Unitarian Universalists ended their annual General Assembly in Fort Lauderdale, Florida, last month with a call to oppose ballot measures in Florida and California that would outlaw same-sex marriages. Delegates also called for an end to what they called the “present-day slavery” of undocumented immigrants. Immigrant rights took center stage during the five-day meeting that ended June 29. Delegates voted to join the Alliance for Fair Food, which promotes “socially responsible” food purchasing, and endorsed the efforts of the Coalition of Immokalee Workers, a Florida-based advocacy group whose work focuses on improving the conditions of immigrant farmworkers.

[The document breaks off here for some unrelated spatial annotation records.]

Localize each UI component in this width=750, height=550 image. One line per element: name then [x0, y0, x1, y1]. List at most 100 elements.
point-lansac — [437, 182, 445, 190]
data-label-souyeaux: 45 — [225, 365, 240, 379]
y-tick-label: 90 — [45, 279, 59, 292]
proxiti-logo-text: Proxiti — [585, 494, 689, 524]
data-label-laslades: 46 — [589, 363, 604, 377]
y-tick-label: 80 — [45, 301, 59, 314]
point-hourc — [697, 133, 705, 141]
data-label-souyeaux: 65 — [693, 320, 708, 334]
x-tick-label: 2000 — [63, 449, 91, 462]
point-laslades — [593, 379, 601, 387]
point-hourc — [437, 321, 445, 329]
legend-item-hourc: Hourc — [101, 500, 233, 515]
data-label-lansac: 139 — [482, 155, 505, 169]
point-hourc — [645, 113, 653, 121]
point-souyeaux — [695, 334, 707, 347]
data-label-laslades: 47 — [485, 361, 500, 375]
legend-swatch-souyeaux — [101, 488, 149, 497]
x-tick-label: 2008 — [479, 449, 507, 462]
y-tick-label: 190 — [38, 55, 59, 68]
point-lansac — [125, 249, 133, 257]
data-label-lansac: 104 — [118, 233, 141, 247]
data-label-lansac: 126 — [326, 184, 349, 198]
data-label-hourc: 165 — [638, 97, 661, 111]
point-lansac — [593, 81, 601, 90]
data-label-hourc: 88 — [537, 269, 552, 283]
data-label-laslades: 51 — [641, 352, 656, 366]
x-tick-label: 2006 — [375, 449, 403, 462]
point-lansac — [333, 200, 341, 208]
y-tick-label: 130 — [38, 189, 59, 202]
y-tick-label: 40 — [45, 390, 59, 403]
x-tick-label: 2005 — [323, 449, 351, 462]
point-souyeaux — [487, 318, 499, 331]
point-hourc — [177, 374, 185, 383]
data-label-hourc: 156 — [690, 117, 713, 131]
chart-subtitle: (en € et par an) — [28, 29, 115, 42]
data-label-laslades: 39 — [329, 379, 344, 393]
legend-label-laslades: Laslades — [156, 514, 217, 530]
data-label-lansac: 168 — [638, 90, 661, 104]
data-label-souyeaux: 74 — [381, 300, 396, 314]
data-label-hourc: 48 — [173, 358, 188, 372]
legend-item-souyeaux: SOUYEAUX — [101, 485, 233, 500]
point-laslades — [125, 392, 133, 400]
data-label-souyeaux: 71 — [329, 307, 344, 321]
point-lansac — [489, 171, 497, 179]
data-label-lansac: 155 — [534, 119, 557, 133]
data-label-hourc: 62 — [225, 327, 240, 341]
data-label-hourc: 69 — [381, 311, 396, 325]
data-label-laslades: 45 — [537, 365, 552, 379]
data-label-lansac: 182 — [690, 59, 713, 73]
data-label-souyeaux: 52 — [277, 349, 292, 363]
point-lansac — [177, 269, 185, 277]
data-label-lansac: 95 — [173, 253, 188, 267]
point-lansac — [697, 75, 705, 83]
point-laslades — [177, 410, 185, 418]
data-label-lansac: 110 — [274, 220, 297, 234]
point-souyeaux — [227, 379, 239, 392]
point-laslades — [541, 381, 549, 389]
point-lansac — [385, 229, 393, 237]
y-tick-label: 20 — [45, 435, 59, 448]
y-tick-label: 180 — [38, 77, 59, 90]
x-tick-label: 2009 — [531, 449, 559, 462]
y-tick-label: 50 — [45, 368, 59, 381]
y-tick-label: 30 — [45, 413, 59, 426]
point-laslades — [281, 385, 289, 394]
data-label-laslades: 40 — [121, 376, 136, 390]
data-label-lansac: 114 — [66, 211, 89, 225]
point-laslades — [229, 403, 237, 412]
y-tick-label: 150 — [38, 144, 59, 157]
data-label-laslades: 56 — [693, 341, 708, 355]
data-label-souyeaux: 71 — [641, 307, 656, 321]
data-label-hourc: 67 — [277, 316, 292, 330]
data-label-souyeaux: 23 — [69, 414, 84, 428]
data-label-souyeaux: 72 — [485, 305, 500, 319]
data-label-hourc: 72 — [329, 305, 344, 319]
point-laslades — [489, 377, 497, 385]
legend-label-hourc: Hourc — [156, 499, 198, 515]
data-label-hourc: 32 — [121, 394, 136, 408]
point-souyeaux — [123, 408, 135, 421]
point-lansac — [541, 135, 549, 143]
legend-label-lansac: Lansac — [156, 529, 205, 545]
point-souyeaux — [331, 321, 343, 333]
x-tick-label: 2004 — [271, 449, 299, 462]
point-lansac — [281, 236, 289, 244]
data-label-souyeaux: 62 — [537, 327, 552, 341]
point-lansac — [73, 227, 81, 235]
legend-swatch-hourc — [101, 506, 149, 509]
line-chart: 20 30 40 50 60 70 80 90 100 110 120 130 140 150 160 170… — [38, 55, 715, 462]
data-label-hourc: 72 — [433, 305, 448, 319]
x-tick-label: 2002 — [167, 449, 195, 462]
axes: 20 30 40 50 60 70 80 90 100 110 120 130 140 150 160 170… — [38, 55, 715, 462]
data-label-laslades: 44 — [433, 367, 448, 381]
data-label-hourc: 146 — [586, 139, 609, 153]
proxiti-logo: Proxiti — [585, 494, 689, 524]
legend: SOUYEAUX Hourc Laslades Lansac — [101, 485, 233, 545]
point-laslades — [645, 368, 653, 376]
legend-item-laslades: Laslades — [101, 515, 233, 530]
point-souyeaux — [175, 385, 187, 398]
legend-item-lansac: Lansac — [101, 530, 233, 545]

The American Civil Liberties Union has asked the U.S. Naval Academy to halt its practice of expecting midshipmen to stand for a prayer at their noon meals, saying it makes some of them uncomfortable. “We believe it is long past time for the Naval Academy to discontinue the official lunchtime prayers that all midshipmen are compelled to attend,” wrote Deborah A. Jeon, legal director of the ACLU of Maryland, in a letter to a vice admiral at the academy in Annapolis. ACLU officials tied their request to a 2003 federal appeals court ruling that organized prayers before mandatory meals at the Virginia Military Institute in Lexington, Virginia, were unconstitutional.
Thousands of Bibles and Gospel booklets from a U.K.-based publisher will be distributed to athletes and visitors at this summer’s Olympic Games in Beijing —with the approval of the Chinese government. The Bible Society said the organization’s 180 branches worldwide are funding the project in a country whose communist government had confiscated all Bibles during the turbulent Cultural Revolution decades ago. In addition, some 10,000 complete Bibles and 30,000 copies of the New Testament in Chinese and English will be printed by the China-based Amity Printing Press for the 16,000 athletes and an estimated 2 million visitors expected for the games, which open August 8.